Competing against the big boys
Reader Richard Koenig of Torrance sent me a real treat this week: a promotional album from a new defunct radio station. Still sealed, including the Licorice Pizza pricing sticker on the front ($1.06, deflecting the station’s frequency, and a date of May, 1976).
“I purchased the LP at a record store back in the early 1980s and never opened it up as I just didn’t expect the music to be very good,” Koenig explained. Being that he bought it in the early 1980s means that Licorice Pizza was still around (they were bought by and became Music Land in 1986), though the radio station was long gone. Twice.
The station was K-WEST, which occupied the 105.9 FM frequency now held by Power 106. By the time Koenig bought the album, K-WEST itself had changed to top-40, later became Magic 106, and by the time he Koenig bought the record was already Power. Amazing, to me, that the album survived that long … sealed!
I haven’t decided if I want to open it either but I would sure like too hear the music.
At the time of the album’s release, K-WEST was an album rock station, trying its best to compete against KMET (now KTWV, 94.7 FM) and KLOS (95.5 FM). The station itself was a great alternative to both, and featured an impressive talent roster including the likes of JJ Jackson, Freddie Snakeskin, Dusty Rhodes, Dusty Street and China Smith and Raechel Donahue — all well-known and respected DJs — and even played more obscure artists like Be Bop Deluxe. It was, as local personality Mary Lyon once described it on Don Barrett’s LARadio.Com, “like the little outlaw engine that could, and did, lurk not far behind. At least for a while.”
K-WEST was the station that launched The Seventh Day, in which full albums were played on Sundays and was later heard on KLOS. But the K-WEST version was all Sunday long, as opposed to just a few hours on KLOS.
The LP sent to me by Koenig was a collection of songs about Los Angeles done by bands from around Los Angeles, rising money for Los Angeles public radio stations.
That’s right: a commercial radio station raising money for public radio … harkening back to a time when it Wass the commercial stations that made money. Called The LA Soundtrack, songs include California Jam by Dale Jones, Van Nuys by The Drivers, Rat Race by Legs Diamond, Skateboard Bill by Corky Carroll(!) and the Funk Dog Surf Band, and The Swapmeet Song by Gary McCord, among others. In all there are 13 songs from 13 local bands, all chosen for the album by station judges Jim McKeon, David Perry and John Detz… McKeon went into the record business, Perry went on to more radio fame at KMET, KLOS and more, and Detz went on to own some radio stations of his own.

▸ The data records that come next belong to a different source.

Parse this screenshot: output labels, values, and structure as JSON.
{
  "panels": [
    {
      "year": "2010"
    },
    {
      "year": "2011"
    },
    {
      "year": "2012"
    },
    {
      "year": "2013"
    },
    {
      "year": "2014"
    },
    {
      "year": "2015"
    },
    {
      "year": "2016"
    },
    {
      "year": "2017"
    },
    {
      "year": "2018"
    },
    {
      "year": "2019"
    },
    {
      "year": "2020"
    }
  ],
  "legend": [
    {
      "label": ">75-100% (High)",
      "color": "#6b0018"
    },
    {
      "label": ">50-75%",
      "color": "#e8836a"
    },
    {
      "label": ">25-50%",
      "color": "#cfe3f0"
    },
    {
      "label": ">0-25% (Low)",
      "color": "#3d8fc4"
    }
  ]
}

The promotional value of LA Sound Track cannot be underestimated… you cannot get more local than this. KGB/San Diego did something similar with its Homegrown album series of the 1970s. Local bands, local artists, lots of local promotions on the station. It is this sort of promotion I want to run when I take over KABC (790 AM) and use it to play music …
Classic Country Music
Koenig had one favor to ask: mention of his new favorite show. “A friend just put me onto a great new show (well new to me anyway) on Sunday nights at 8 to 11 PM on Go Country 105.1 FM named ‘Country and Western Sunday Nights’ where the live DJ plays an amazing selection of vintage classic country songs including a lot of great obscure songs that the DJ loves.

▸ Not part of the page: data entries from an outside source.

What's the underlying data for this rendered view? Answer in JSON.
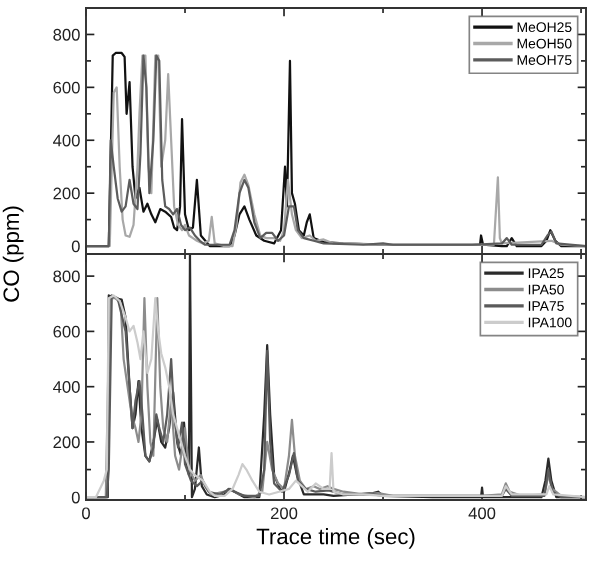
{
  "chart_data": [
    {
      "type": "line",
      "ylabel": "CO (ppm)",
      "xlim": [
        0,
        505
      ],
      "xticks": [
        0,
        {
          "value": 100,
          "label": null
        },
        200,
        {
          "value": 300,
          "label": null
        },
        400,
        {
          "value": 500,
          "label": null
        }
      ],
      "ylim": [
        -30,
        900
      ],
      "yticks": [
        0,
        {
          "value": 100,
          "label": null
        },
        200,
        {
          "value": 300,
          "label": null
        },
        400,
        {
          "value": 500,
          "label": null
        },
        600,
        {
          "value": 700,
          "label": null
        },
        800
      ],
      "tick_labels": "y",
      "legend": "top right",
      "series": [
        {
          "name": "MeOH25",
          "color": "#111111",
          "x": [
            0,
            23,
            25,
            27,
            30,
            36,
            39,
            41,
            44,
            47,
            50,
            54,
            58,
            62,
            66,
            70,
            75,
            80,
            86,
            89,
            92,
            95,
            97,
            100,
            104,
            108,
            112,
            116,
            125,
            145,
            150,
            155,
            160,
            165,
            172,
            180,
            190,
            197,
            201,
            203,
            206,
            208,
            211,
            215,
            220,
            223,
            226,
            230,
            240,
            260,
            300,
            380,
            398,
            399,
            401,
            420,
            425,
            430,
            435,
            460,
            465,
            469,
            474,
            480,
            505
          ],
          "values": [
            0,
            0,
            350,
            720,
            730,
            730,
            715,
            500,
            620,
            300,
            180,
            220,
            130,
            160,
            120,
            90,
            140,
            130,
            110,
            70,
            60,
            150,
            480,
            120,
            60,
            70,
            250,
            40,
            0,
            0,
            40,
            120,
            150,
            100,
            40,
            20,
            10,
            60,
            300,
            150,
            700,
            200,
            160,
            60,
            40,
            90,
            120,
            30,
            15,
            10,
            5,
            5,
            5,
            40,
            5,
            0,
            0,
            30,
            0,
            0,
            20,
            60,
            20,
            0,
            0
          ]
        },
        {
          "name": "MeOH50",
          "color": "#a8a8a8",
          "x": [
            0,
            24,
            26,
            28,
            31,
            34,
            37,
            40,
            44,
            48,
            52,
            54,
            57,
            60,
            63,
            66,
            70,
            73,
            76,
            80,
            83,
            86,
            89,
            93,
            97,
            100,
            104,
            108,
            112,
            118,
            124,
            127,
            130,
            140,
            148,
            152,
            156,
            160,
            164,
            170,
            176,
            182,
            190,
            196,
            200,
            204,
            208,
            212,
            218,
            226,
            232,
            240,
            250,
            270,
            300,
            400,
            412,
            416,
            418,
            420,
            470,
            480,
            505
          ],
          "values": [
            0,
            0,
            300,
            580,
            600,
            300,
            100,
            40,
            35,
            80,
            300,
            500,
            720,
            720,
            300,
            200,
            720,
            720,
            300,
            400,
            650,
            400,
            150,
            80,
            60,
            80,
            40,
            30,
            20,
            10,
            20,
            110,
            10,
            0,
            0,
            80,
            240,
            270,
            230,
            120,
            40,
            30,
            30,
            20,
            60,
            250,
            120,
            60,
            30,
            40,
            20,
            25,
            10,
            10,
            5,
            5,
            5,
            260,
            30,
            10,
            20,
            5,
            0
          ]
        },
        {
          "name": "MeOH75",
          "color": "#5c5c5c",
          "x": [
            0,
            23,
            25,
            28,
            32,
            36,
            40,
            44,
            48,
            52,
            55,
            58,
            61,
            64,
            68,
            71,
            74,
            77,
            80,
            84,
            88,
            92,
            96,
            100,
            105,
            110,
            115,
            120,
            145,
            150,
            155,
            160,
            164,
            170,
            176,
            182,
            188,
            194,
            200,
            205,
            210,
            214,
            220,
            230,
            240,
            280,
            300,
            310,
            390,
            420,
            425,
            430,
            460,
            466,
            470,
            475,
            505
          ],
          "values": [
            0,
            0,
            400,
            300,
            180,
            130,
            150,
            250,
            160,
            140,
            350,
            720,
            600,
            200,
            400,
            720,
            700,
            250,
            150,
            140,
            120,
            140,
            80,
            60,
            70,
            40,
            20,
            5,
            5,
            60,
            200,
            250,
            220,
            90,
            30,
            50,
            50,
            20,
            40,
            150,
            150,
            60,
            30,
            20,
            10,
            5,
            10,
            5,
            5,
            10,
            30,
            5,
            5,
            40,
            55,
            10,
            0
          ]
        }
      ]
    },
    {
      "type": "line",
      "xlabel": "Trace time (sec)",
      "xlim": [
        0,
        505
      ],
      "xticks": [
        0,
        {
          "value": 100,
          "label": null
        },
        200,
        {
          "value": 300,
          "label": null
        },
        400,
        {
          "value": 500,
          "label": null
        }
      ],
      "ylim": [
        -10,
        880
      ],
      "yticks": [
        0,
        {
          "value": 100,
          "label": null
        },
        200,
        {
          "value": 300,
          "label": null
        },
        400,
        {
          "value": 500,
          "label": null
        },
        600,
        {
          "value": 700,
          "label": null
        },
        800
      ],
      "legend": "top right",
      "series": [
        {
          "name": "IPA25",
          "color": "#2a2a2a",
          "x": [
            0,
            22,
            23,
            30,
            36,
            40,
            44,
            47,
            50,
            53,
            56,
            60,
            64,
            68,
            72,
            76,
            80,
            84,
            88,
            92,
            96,
            99,
            102,
            104,
            105,
            107,
            110,
            114,
            117,
            122,
            130,
            140,
            144,
            150,
            160,
            175,
            180,
            183,
            186,
            190,
            196,
            200,
            206,
            209,
            213,
            220,
            240,
            250,
            290,
            295,
            300,
            350,
            399,
            400,
            401,
            460,
            464,
            467,
            470,
            475,
            505
          ],
          "values": [
            0,
            0,
            730,
            720,
            715,
            650,
            400,
            250,
            300,
            420,
            250,
            150,
            130,
            200,
            280,
            200,
            180,
            250,
            380,
            200,
            150,
            270,
            120,
            80,
            880,
            0,
            30,
            180,
            40,
            10,
            0,
            10,
            30,
            20,
            0,
            0,
            300,
            550,
            300,
            80,
            30,
            20,
            100,
            150,
            80,
            10,
            10,
            5,
            15,
            20,
            5,
            0,
            0,
            35,
            0,
            0,
            60,
            140,
            60,
            0,
            0
          ]
        },
        {
          "name": "IPA50",
          "color": "#8c8c8c",
          "x": [
            0,
            20,
            24,
            30,
            35,
            38,
            42,
            46,
            50,
            53,
            56,
            59,
            62,
            65,
            68,
            72,
            75,
            78,
            82,
            86,
            90,
            94,
            100,
            104,
            110,
            116,
            120,
            126,
            140,
            146,
            155,
            170,
            178,
            183,
            188,
            194,
            200,
            205,
            208,
            211,
            216,
            222,
            230,
            236,
            244,
            250,
            260,
            280,
            295,
            310,
            400,
            420,
            424,
            428,
            440,
            463,
            467,
            471,
            480,
            505
          ],
          "values": [
            0,
            0,
            720,
            720,
            700,
            500,
            400,
            300,
            250,
            200,
            300,
            720,
            400,
            200,
            150,
            720,
            400,
            250,
            200,
            350,
            150,
            100,
            250,
            100,
            60,
            80,
            40,
            10,
            20,
            30,
            10,
            0,
            20,
            200,
            100,
            50,
            30,
            150,
            280,
            150,
            60,
            30,
            40,
            30,
            40,
            30,
            20,
            10,
            15,
            5,
            5,
            10,
            50,
            20,
            5,
            10,
            80,
            30,
            5,
            0
          ]
        },
        {
          "name": "IPA75",
          "color": "#5a5a5a",
          "x": [
            0,
            21,
            23,
            26,
            32,
            40,
            44,
            47,
            50,
            54,
            57,
            60,
            64,
            68,
            71,
            74,
            78,
            82,
            86,
            89,
            93,
            97,
            100,
            106,
            112,
            118,
            124,
            135,
            145,
            150,
            160,
            175,
            180,
            183,
            186,
            190,
            198,
            205,
            210,
            214,
            222,
            232,
            245,
            260,
            290,
            300,
            420,
            424,
            430,
            463,
            467,
            471,
            480,
            505
          ],
          "values": [
            0,
            0,
            100,
            730,
            720,
            600,
            400,
            250,
            350,
            420,
            300,
            150,
            130,
            180,
            300,
            250,
            200,
            300,
            500,
            300,
            180,
            270,
            120,
            60,
            40,
            60,
            20,
            10,
            30,
            20,
            5,
            5,
            100,
            530,
            200,
            50,
            20,
            80,
            160,
            60,
            30,
            20,
            25,
            10,
            10,
            5,
            5,
            30,
            5,
            5,
            100,
            20,
            0,
            0
          ]
        },
        {
          "name": "IPA100",
          "color": "#cccccc",
          "x": [
            0,
            10,
            18,
            21,
            23,
            28,
            34,
            40,
            44,
            48,
            52,
            55,
            58,
            62,
            66,
            70,
            73,
            76,
            80,
            84,
            88,
            92,
            96,
            100,
            105,
            110,
            118,
            125,
            130,
            140,
            148,
            154,
            158,
            162,
            168,
            175,
            185,
            195,
            205,
            212,
            218,
            224,
            232,
            240,
            246,
            248,
            250,
            260,
            280,
            300,
            400,
            420,
            424,
            430,
            465,
            468,
            472,
            505
          ],
          "values": [
            0,
            0,
            60,
            100,
            720,
            730,
            710,
            650,
            600,
            620,
            560,
            500,
            600,
            450,
            500,
            720,
            600,
            520,
            470,
            400,
            300,
            250,
            200,
            150,
            100,
            80,
            60,
            20,
            5,
            5,
            30,
            80,
            120,
            100,
            60,
            20,
            10,
            20,
            30,
            60,
            40,
            20,
            50,
            30,
            30,
            160,
            20,
            10,
            10,
            5,
            5,
            5,
            40,
            10,
            10,
            40,
            10,
            0
          ]
        }
      ]
    }
  ]
}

“There is a whole lot of 60’s country, some 50’s country, and some newer stuff that fits the format. The DJ loves Elvis, the Bakersfield Sound artists, Waylon Jennings, and classic male/female duets from the 50’s through the 70’s. For classic country music fans in Los Angeles that don’t have access to Sirius/XM, and don’t care to stream, it is a godsend!”

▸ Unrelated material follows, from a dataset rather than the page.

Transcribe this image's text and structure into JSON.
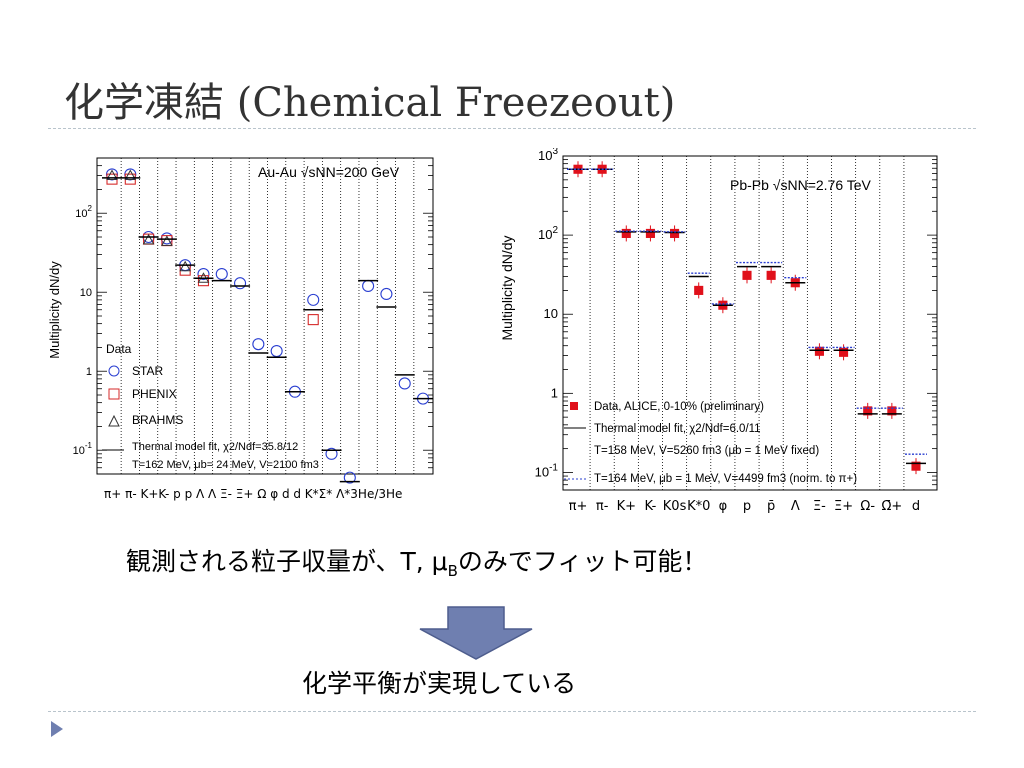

Who else but Chris Carter — host of KLOS’ and SiriusXM’s Breakfast with the Beatles — could MC a concert paying tribute to The Beatles?
So he is … June 2, at 2:30 p.m. and again at 7 p.m. at the Grammy Museum, 800 W Olympic Blvd. in Los Angeles, Carter will host The Beatles’ Revolver “in concert.” No, the Beatles have not reunited … it’s a tribute performed by numerous musicians including Kenn Elner, lead singer of Count Five; Dennis Tufano, former lead singer of The Buckinghams; Don Baskin (lead Singer) and Bob Gonzalez (bassist) from Syndicate of Sound; John York from The Byrds; Elliot Easton of The Cars; and more to be announced as they confirm.
The primary focus will be Revolver and The White Album, but the show will also touch on other songs from the year: 1966. Tickets range from $50 to $125 through keithputneyproductions.com.